March/April Issue, 2004

Come November, residents in Scio Township will have the opportunity to vote whether to tax themselves for the preservation of farmland and open space. Scio Township’s Board of Trustees in February decided to put a 10-year, 0.5 mill tax on the fall ballot. Revenues raised by the initiative would be used to buy land or purchase development rights.

“With the success of the recent ballot initiatives in the City of Ann Arbor and Ann Arbor Township, the Board felt that township voters should have their chance to express their interest in the subject” (Scio Info, the official newsletter of Scio Township, Winter 2004). The Board moved the election from the August ballot to November’s at the urging of the Ecology Center, Sierra Club, and other environmentalists.

Last November voters in the City of Ann Arbor by a 2 to 1 margin approved a parks and greenbelt proposal – a 30-year, 0.5 mill tax to purchase land for parks and property development rights on an estimated 7,000 acres of open space near the city. At the same time Ann Arbor Township voters by a 3 to 1 margin approved a 20-year, 0.7 mill tax to preserve about 2,000 acres of farmland in their community.

The simultaneous passage of land preservation proposals in the city and one of its neighboring townships is significant because each plan calls for the use of matching funds from other sources, in this case perhaps each other, in order to make any land transaction.

In the same way, Scio Township’s farmland and open space preservation program “would be complementary to, but not tied to, the Ann Arbor greenbelt initiative,” according to Scio Info. “That is, while the receipts from the proposed millage could be used in conjunction with and to assist Ann Arbor’s greenbelt program, it would be entirely independent of Ann Arbor’s program and any other state and local program.” The Ecology Center and other supporters designed Ann Arbor’s greenbelt program, in part, to encourage creation of matching local funds, and the Scio proposal would mark the first local program started since the greenbelt’s passage.

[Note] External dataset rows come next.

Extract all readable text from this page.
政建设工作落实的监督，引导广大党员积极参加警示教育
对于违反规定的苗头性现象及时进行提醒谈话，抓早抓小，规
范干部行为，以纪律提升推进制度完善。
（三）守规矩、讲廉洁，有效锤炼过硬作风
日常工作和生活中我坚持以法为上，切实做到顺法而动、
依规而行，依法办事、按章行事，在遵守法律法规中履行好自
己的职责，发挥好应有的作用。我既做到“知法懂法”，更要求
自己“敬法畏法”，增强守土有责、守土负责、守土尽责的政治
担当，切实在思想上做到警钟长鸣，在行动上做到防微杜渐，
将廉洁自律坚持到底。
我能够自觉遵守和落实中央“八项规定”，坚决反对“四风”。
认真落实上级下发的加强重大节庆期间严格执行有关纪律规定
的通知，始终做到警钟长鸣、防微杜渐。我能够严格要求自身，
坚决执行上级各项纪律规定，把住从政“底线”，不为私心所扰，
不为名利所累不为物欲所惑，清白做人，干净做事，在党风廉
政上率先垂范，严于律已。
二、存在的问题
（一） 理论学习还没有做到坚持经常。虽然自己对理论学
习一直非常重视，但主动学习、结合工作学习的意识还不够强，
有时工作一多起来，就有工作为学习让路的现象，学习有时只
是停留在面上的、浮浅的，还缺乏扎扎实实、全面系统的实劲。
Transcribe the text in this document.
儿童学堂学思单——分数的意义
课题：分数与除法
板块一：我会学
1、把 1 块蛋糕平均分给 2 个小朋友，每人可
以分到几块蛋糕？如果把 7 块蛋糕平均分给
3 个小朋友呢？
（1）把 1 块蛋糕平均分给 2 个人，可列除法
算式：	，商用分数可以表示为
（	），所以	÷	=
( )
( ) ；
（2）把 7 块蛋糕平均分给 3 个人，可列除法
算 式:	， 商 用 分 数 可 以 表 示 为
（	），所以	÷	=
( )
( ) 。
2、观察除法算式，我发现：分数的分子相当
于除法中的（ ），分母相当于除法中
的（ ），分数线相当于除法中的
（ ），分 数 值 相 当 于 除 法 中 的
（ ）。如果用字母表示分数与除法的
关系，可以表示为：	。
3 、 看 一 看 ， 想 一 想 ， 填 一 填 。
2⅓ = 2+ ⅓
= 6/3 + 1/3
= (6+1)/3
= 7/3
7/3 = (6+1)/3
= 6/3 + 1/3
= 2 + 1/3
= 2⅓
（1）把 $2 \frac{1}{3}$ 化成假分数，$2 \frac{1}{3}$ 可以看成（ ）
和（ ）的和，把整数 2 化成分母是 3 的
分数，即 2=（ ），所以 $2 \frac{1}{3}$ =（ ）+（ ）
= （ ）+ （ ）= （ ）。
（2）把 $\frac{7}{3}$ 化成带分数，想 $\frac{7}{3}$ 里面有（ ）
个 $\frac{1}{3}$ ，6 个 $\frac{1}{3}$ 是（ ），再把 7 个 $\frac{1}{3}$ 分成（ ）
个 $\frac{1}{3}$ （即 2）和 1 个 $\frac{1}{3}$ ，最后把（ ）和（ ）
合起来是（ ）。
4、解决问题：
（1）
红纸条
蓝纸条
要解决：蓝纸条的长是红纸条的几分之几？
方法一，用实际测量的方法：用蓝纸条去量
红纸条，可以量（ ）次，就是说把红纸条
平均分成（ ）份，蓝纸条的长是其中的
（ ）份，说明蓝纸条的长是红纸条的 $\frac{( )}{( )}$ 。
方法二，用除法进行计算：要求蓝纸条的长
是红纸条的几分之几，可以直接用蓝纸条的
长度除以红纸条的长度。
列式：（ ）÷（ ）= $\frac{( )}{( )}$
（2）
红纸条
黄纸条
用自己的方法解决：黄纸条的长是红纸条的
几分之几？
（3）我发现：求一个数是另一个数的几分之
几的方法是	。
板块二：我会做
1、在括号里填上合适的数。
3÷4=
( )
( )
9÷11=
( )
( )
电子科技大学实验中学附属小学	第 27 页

The Nov. 2004 proposal has many people in the environmental community wondering if proponents of land preservation in Scio Township will face the kind of stiff opposition the Home Builders Association of Washtenaw County mounted in 2003 when they raised $222,622 trying to defeat the same kind of ballot initiatives in Ann Arbor and Ann Arbor Township. The successful campaign waged by Friends of Ann Arbor Open Space (www.a2openspace.org/), co-directed by Ecology Center Director Mike Garfield, marked the first defeat of big-money opposition to land preservation in the country (see Grassroots Victory Sets National Precedent, From the Ground Up, Jan./Feb. 2004).